Mobilisierung

Jugendgruppen wollten sich vor Forum Köpenick schlagen

Nach Youtuber-Eskalation am Alexanderplatz: Schon wieder haben sich Jugendliche über soziale Medien zu einer Schlägerei verabredet.

Am Forum Köpenick hatten sich Jugendliche über soziale Medien zu einer Massenschlägerei verabredet.

Am Forum Köpenick hatten sich Jugendliche über soziale Medien zu einer Massenschlägerei verabredet.

Foto: Schoening Berlin / picture alliance

Berlin. Erst der Alexanderplatz, jetzt Köpenick: Schon wieder haben sich Jugendliche über soziale Medien zu einer Schlägerei verabredet. Durch den rechtzeitigen Anruf eines bisher Unbekannten beim Notruf der Polizei konnte eine Eskalation verhindert werden.

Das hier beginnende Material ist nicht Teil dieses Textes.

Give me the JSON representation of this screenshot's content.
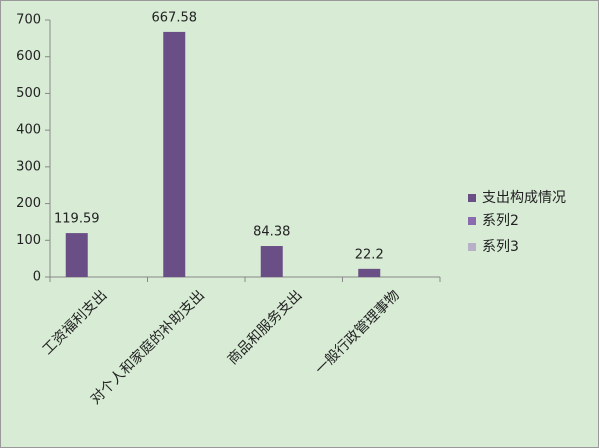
{
  "chart_data": {
    "type": "bar",
    "categories": [
      "工资福利支出",
      "对个人和家庭的补助支出",
      "商品和服务支出",
      "一般行政管理事物"
    ],
    "series": [
      {
        "name": "支出构成情况",
        "color": "#6a4f86",
        "values": [
          119.59,
          667.58,
          84.38,
          22.2
        ]
      },
      {
        "name": "系列2",
        "color": "#8a6bb0",
        "values": [
          null,
          null,
          null,
          null
        ]
      },
      {
        "name": "系列3",
        "color": "#b7b0c6",
        "values": [
          null,
          null,
          null,
          null
        ]
      }
    ],
    "ylim": [
      0,
      700
    ],
    "yticks": [
      0,
      100,
      200,
      300,
      400,
      500,
      600,
      700
    ],
    "grid": false,
    "legend": "right"
  }
}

Der Unbekannte hatte am Freitag gegen 15.30 Uhr die Polizei über den Notruf über eine bevorstehende Schlägerei in Köpenick informiert. Dazu sei über verschiedene soziale Medien aufgerufen worden. Der vereinbarte Treffpunkt: das Forum Köpenick in der Bahnhofstraße.

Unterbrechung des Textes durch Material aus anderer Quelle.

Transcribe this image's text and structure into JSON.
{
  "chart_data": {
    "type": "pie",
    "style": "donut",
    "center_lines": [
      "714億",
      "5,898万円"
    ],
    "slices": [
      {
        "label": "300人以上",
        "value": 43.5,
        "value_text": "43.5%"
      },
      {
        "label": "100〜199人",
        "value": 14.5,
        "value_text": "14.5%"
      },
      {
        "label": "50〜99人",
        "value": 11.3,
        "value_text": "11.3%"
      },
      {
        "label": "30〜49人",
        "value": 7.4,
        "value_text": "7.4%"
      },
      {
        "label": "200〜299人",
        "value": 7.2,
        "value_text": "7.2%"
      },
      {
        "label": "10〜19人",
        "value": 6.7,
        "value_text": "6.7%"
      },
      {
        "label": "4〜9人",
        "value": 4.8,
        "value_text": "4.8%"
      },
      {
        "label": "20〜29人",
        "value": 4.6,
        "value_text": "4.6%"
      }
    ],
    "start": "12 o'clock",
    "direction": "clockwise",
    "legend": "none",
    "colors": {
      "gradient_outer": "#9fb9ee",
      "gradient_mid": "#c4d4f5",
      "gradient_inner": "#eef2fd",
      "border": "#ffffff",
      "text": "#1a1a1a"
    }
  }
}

Bewaffnet mit Messern und Schlagstöcken

Die Einsatzkräfte fuhren zu dem Einkaufszentrum und sahen mehrere Jugendliche, die beim Eintreffen der Polizei sofort flüchteten und dabei Waffen wie Messer und Schlagstöcke wegwarfen. Mit Unterstützung weiterer Polizisten wurde der Bereich zwischen dem Forum und der Alfred-Randt-Straße überwacht. Wenig später wurde eine zweite Gruppe Jugendlicher vorübergehend festgenommen. Bei diesen Jugendlichen stellten die Beamten Messer, Schlagstöcke und Elektroschocker sicher. Zwölf Jugendliche wurden zum Polizeiabschnitt gebracht und dort ihren Eltern übergeben.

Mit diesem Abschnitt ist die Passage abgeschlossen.